Jakarta, CNBC Indonesia - Indeks Harga Saham Gabungan (IHSG) ditutup bergairah pasca dua hari berturut-turut alami penurunan, penguatan didorong oleh data Neraca Pembayaran Indonesia (NPI) yang tumbuh positif serta wait and see rilis data aktivitas manufaktur Amerika Serikat (AS).
Pada penutupan perdagangan akhir pekan Jumat (29/10/2024), IHSG menguat hingga 0,77% ke posisi 7.195,57. Secara intraday, IHSG sempat jatuh ke posisi tertinggi ke titik 7.215,11.

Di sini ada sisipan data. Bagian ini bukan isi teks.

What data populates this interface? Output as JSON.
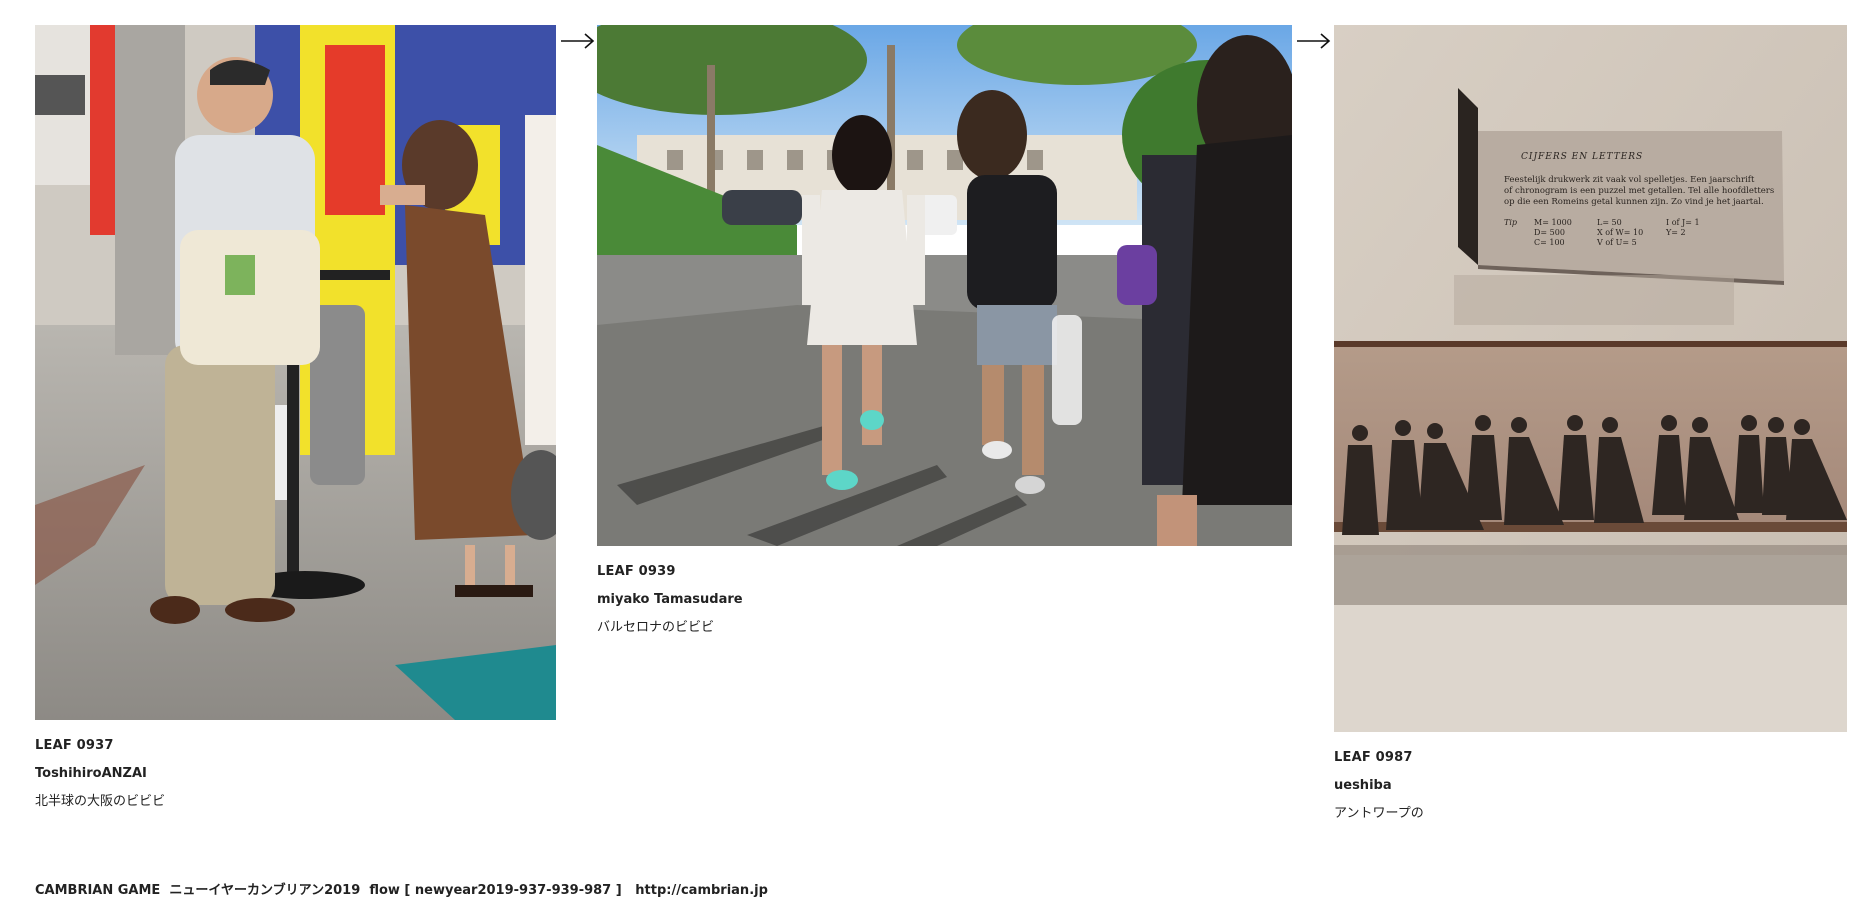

Adapun volume perdagangan tercatat lebih dari 23,62 miliar lembar saham dengan frekuensi transaksi melampaui 1,04 juta kali. Nilai total transaksi mencapai Rp 9,83 triliun.
Sebanyak 279 saham mencatatkan penguatan, sementara 268 saham melemah, dan 242 saham stagnan.
Enam sektor menjadi penopang dengan mengakhiri perdagangan di zona hijau, dengan sektor Utilities alami kenaikan paling tajam sebesar 2,06%, disusul oleh sektor Financials yang tumbuh 1,33%, dan sektor Healthcare menguat 0,72%. Selain itu, sektor Energy naik hingga 0,49%, sektor Consumer Cyclicals menambah 0,32%, Consumer Non-Cyclicals yang ikut tumbuh hingga 0,26%,Industrials menambah 0,24%, serta Technology 0,02%
Sementara itu, dari sisi konstituen, saham perbankan, PT Bank Rakyat Indonesia (Persero) Tbk. menjadi penopang utama IHSG hari ini sebanyak 21,70 indeks poin dan emiten teknilogi, PT GoTo Gojek Tokopedia PT Tbk dengan beban sebesar 13,73 poin, serta Pt Bank Mandiri Indonesia (Persero) Tbk sebesar 8,94 indeks poin.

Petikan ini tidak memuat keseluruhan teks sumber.